Саша родился недоношенным в мае 2009 года. Кровная мама отказалась от него сразу после рождения и Саша попал в дом ребенка. Через год ему поставили диагноз ДЦП, в 4 года Саша был переведен в ДДИ (детдом для детей с инвалидностью), где в 2014 году встретился с волонтером Аней, которая стала ему другом и мамой. Государственное пособие (зарплата приемной мамы, пособие приемного ребенка и пенсия по инвалидности) составляют около 64 тыс. рублей. Один час занятий в реабилитационном центре стоит 2,5 тысячи рублей. Благотворительные фонды оказывают поддержку, покрывая часть расходов на медицинские и реабилитационные курсы и предоставляя психологическую помощь.
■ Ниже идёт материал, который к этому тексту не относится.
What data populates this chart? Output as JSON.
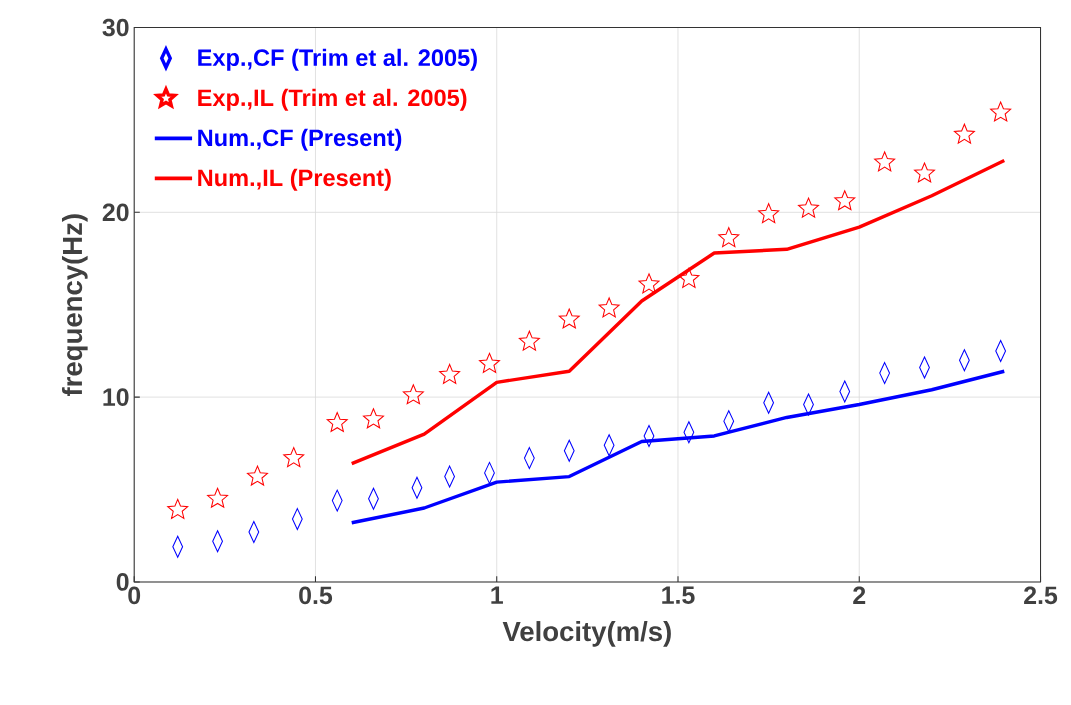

В остальном Аня и Саша справляются своими силами.
Саша
Саша обаятельный блондин с модной стрижкой и жизнеутверждающей “пальмой” из льняных волос. Он расположился на полу детской комнаты (однокомнатной квартиры) с ужином и планшетом. На нем черные бадлон и штаны, отчего он похож на артиста балета на репетиции. Саша творческая натура, он любит лепить и рисовать. Пока Сашу фотографируют, выясняется, что он вообще-то не прочь пофотографировать сам. Аня напоминает Саше, что нужно сначала вырасти, чтобы держать в руках профессиональный фотоаппарат. Саша вроде как и согласен, но досада на то, что он еще не вырос и нужно ждать этого момента непонятно сколько, все же перекрывает логику и Саша начинает чуть-чуть скандалить на эту тему.
– Я хочу тебя снять, хочу тебя сфоткать! – упрашивает он фотографа.
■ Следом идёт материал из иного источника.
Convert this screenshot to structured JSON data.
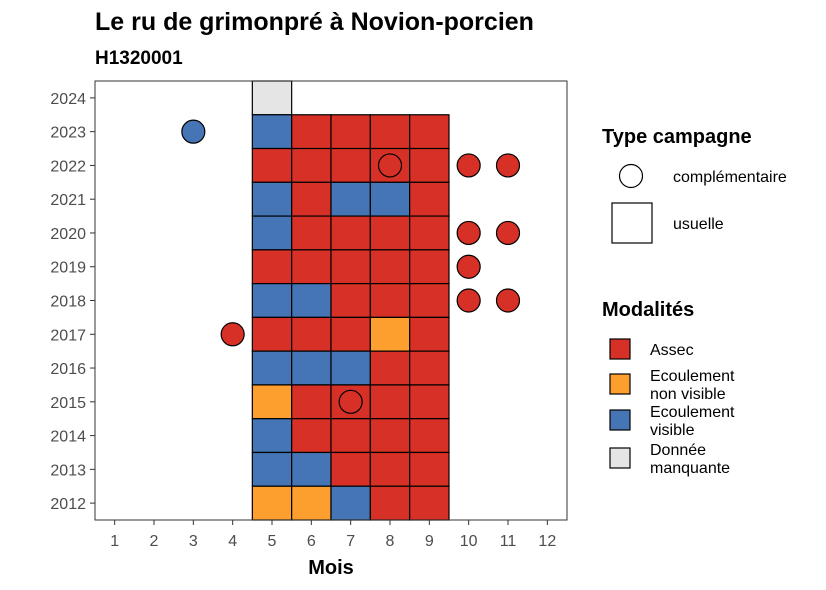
{
  "chart_data": {
    "type": "heatmap",
    "title": "Le ru de grimonpré à Novion-porcien",
    "subtitle": "H1320001",
    "xlabel": "Mois",
    "ylabel": "",
    "x_ticks": [
      "1",
      "2",
      "3",
      "4",
      "5",
      "6",
      "7",
      "8",
      "9",
      "10",
      "11",
      "12"
    ],
    "y_ticks": [
      "2012",
      "2013",
      "2014",
      "2015",
      "2016",
      "2017",
      "2018",
      "2019",
      "2020",
      "2021",
      "2022",
      "2023",
      "2024"
    ],
    "xlim": [
      0.5,
      12.5
    ],
    "ylim": [
      2011.5,
      2024.5
    ],
    "grid": false,
    "legend_position": "right",
    "shape_legend": {
      "title": "Type campagne",
      "items": [
        {
          "label": "complémentaire",
          "shape": "circle"
        },
        {
          "label": "usuelle",
          "shape": "square"
        }
      ]
    },
    "color_legend": {
      "title": "Modalités",
      "items": [
        {
          "key": "assec",
          "label": [
            "Assec"
          ],
          "color": "#d73027"
        },
        {
          "key": "nonvisible",
          "label": [
            "Ecoulement",
            "non visible"
          ],
          "color": "#fd9f2f"
        },
        {
          "key": "visible",
          "label": [
            "Ecoulement",
            "visible"
          ],
          "color": "#4575b4"
        },
        {
          "key": "manquante",
          "label": [
            "Donnée",
            "manquante"
          ],
          "color": "#e5e5e5"
        }
      ]
    },
    "usuelle": [
      {
        "year": 2024,
        "month": 5,
        "value": "manquante"
      },
      {
        "year": 2023,
        "month": 5,
        "value": "visible"
      },
      {
        "year": 2023,
        "month": 6,
        "value": "assec"
      },
      {
        "year": 2023,
        "month": 7,
        "value": "assec"
      },
      {
        "year": 2023,
        "month": 8,
        "value": "assec"
      },
      {
        "year": 2023,
        "month": 9,
        "value": "assec"
      },
      {
        "year": 2022,
        "month": 5,
        "value": "assec"
      },
      {
        "year": 2022,
        "month": 6,
        "value": "assec"
      },
      {
        "year": 2022,
        "month": 7,
        "value": "assec"
      },
      {
        "year": 2022,
        "month": 8,
        "value": "assec"
      },
      {
        "year": 2022,
        "month": 9,
        "value": "assec"
      },
      {
        "year": 2021,
        "month": 5,
        "value": "visible"
      },
      {
        "year": 2021,
        "month": 6,
        "value": "assec"
      },
      {
        "year": 2021,
        "month": 7,
        "value": "visible"
      },
      {
        "year": 2021,
        "month": 8,
        "value": "visible"
      },
      {
        "year": 2021,
        "month": 9,
        "value": "assec"
      },
      {
        "year": 2020,
        "month": 5,
        "value": "visible"
      },
      {
        "year": 2020,
        "month": 6,
        "value": "assec"
      },
      {
        "year": 2020,
        "month": 7,
        "value": "assec"
      },
      {
        "year": 2020,
        "month": 8,
        "value": "assec"
      },
      {
        "year": 2020,
        "month": 9,
        "value": "assec"
      },
      {
        "year": 2019,
        "month": 5,
        "value": "assec"
      },
      {
        "year": 2019,
        "month": 6,
        "value": "assec"
      },
      {
        "year": 2019,
        "month": 7,
        "value": "assec"
      },
      {
        "year": 2019,
        "month": 8,
        "value": "assec"
      },
      {
        "year": 2019,
        "month": 9,
        "value": "assec"
      },
      {
        "year": 2018,
        "month": 5,
        "value": "visible"
      },
      {
        "year": 2018,
        "month": 6,
        "value": "visible"
      },
      {
        "year": 2018,
        "month": 7,
        "value": "assec"
      },
      {
        "year": 2018,
        "month": 8,
        "value": "assec"
      },
      {
        "year": 2018,
        "month": 9,
        "value": "assec"
      },
      {
        "year": 2017,
        "month": 5,
        "value": "assec"
      },
      {
        "year": 2017,
        "month": 6,
        "value": "assec"
      },
      {
        "year": 2017,
        "month": 7,
        "value": "assec"
      },
      {
        "year": 2017,
        "month": 8,
        "value": "nonvisible"
      },
      {
        "year": 2017,
        "month": 9,
        "value": "assec"
      },
      {
        "year": 2016,
        "month": 5,
        "value": "visible"
      },
      {
        "year": 2016,
        "month": 6,
        "value": "visible"
      },
      {
        "year": 2016,
        "month": 7,
        "value": "visible"
      },
      {
        "year": 2016,
        "month": 8,
        "value": "assec"
      },
      {
        "year": 2016,
        "month": 9,
        "value": "assec"
      },
      {
        "year": 2015,
        "month": 5,
        "value": "nonvisible"
      },
      {
        "year": 2015,
        "month": 6,
        "value": "assec"
      },
      {
        "year": 2015,
        "month": 7,
        "value": "assec"
      },
      {
        "year": 2015,
        "month": 8,
        "value": "assec"
      },
      {
        "year": 2015,
        "month": 9,
        "value": "assec"
      },
      {
        "year": 2014,
        "month": 5,
        "value": "visible"
      },
      {
        "year": 2014,
        "month": 6,
        "value": "assec"
      },
      {
        "year": 2014,
        "month": 7,
        "value": "assec"
      },
      {
        "year": 2014,
        "month": 8,
        "value": "assec"
      },
      {
        "year": 2014,
        "month": 9,
        "value": "assec"
      },
      {
        "year": 2013,
        "month": 5,
        "value": "visible"
      },
      {
        "year": 2013,
        "month": 6,
        "value": "visible"
      },
      {
        "year": 2013,
        "month": 7,
        "value": "assec"
      },
      {
        "year": 2013,
        "month": 8,
        "value": "assec"
      },
      {
        "year": 2013,
        "month": 9,
        "value": "assec"
      },
      {
        "year": 2012,
        "month": 5,
        "value": "nonvisible"
      },
      {
        "year": 2012,
        "month": 6,
        "value": "nonvisible"
      },
      {
        "year": 2012,
        "month": 7,
        "value": "visible"
      },
      {
        "year": 2012,
        "month": 8,
        "value": "assec"
      },
      {
        "year": 2012,
        "month": 9,
        "value": "assec"
      }
    ],
    "complementaire": [
      {
        "year": 2023,
        "month": 3,
        "value": "visible"
      },
      {
        "year": 2022,
        "month": 8,
        "value": "assec"
      },
      {
        "year": 2022,
        "month": 10,
        "value": "assec"
      },
      {
        "year": 2022,
        "month": 11,
        "value": "assec"
      },
      {
        "year": 2020,
        "month": 10,
        "value": "assec"
      },
      {
        "year": 2020,
        "month": 11,
        "value": "assec"
      },
      {
        "year": 2019,
        "month": 10,
        "value": "assec"
      },
      {
        "year": 2018,
        "month": 10,
        "value": "assec"
      },
      {
        "year": 2018,
        "month": 11,
        "value": "assec"
      },
      {
        "year": 2017,
        "month": 4,
        "value": "assec"
      },
      {
        "year": 2015,
        "month": 7,
        "value": "assec"
      }
    ]
  }
}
Чтобы понять, что именно говорит Саша, нужно немного привыкнуть к его речи – у детей с ДЦП она особая из-за нарушений артикуляции.
Фотограф не поддается на честные уговоры Саши, тогда он решает добыть фотоаппарат хитростью и ловкостью. Улучив момент, пока фотограф меняет настройки, он тихо, как хищник, подкрадывается, переставляя руки и подтягивая за собой ноги.
– Я хочу тебя поймать!
В мае 2017 года Саше сделали многуровневую функциональную операцию на ногах, задействующую тазобедренный, коленный и голеностопный суставы и нацеленную на восстановление опорно-двигательной функции ног. Раньше Саша ходил с поддержкой, но при этом не мог стоять ровно, большая часть опоры приходилась на руки, а ноги функционально почти не работали. Постановка стоп была внутрь, характерная для спастического тетрапареза, стопа была в сильно согнутом состоянии, что не позволяло опираться на нее полноценно. Ног Саша почти не чувствовал. Операция позволит ему ходить с поддержкой и при этом правильно и безопасно. Через 6 месяцев после операции Саша прошел реабилитационный курс – Саша заново учился ходить.
Аня
Ане тридцать семь лет. Она не замужем и других детей, кроме Саши, у нее нет. Аня встречает нас по-домашнему – в уютном кардигане и без макияжа. Она много улыбается и, даже рассказывая об очень грустном, шутит. У Ани тихий спокойный голос, интонации которого не меняются в зависимости от того, обращается ли она к Саше или к нам. С Сашей они общаются серьезно, по-взрослому.
Аня родилась и выросла в Новосибирской области в семье экономистов. Училась в Москве по специальности “Компьютерные технологии в бизнесе”. С 18 лет Аня совмещала учебу с работой ассистентом фоторедактора в глянцевом издательстве Independent Media, где работала для таких журналов как Cosmopolitan, Harper’s Bazaar, Yoga Journal. Там же Аня впервые начала заниматься благотворительностью.
Спустя почти десять лет, Аня сменила работу в издательстве на кинопроизводство. Координатор студии визуальных эффектов, замдиректора картины, ассистент продюсера, ассистент режиссера – работа 24 часа в сутки. Учеба в Лондоне на сценарном курсе, съемки короткометражек в Нью-Йорке. Аня повидала мир, но жить вернулась в Россию, потому что скучала по друзьям и близким людям.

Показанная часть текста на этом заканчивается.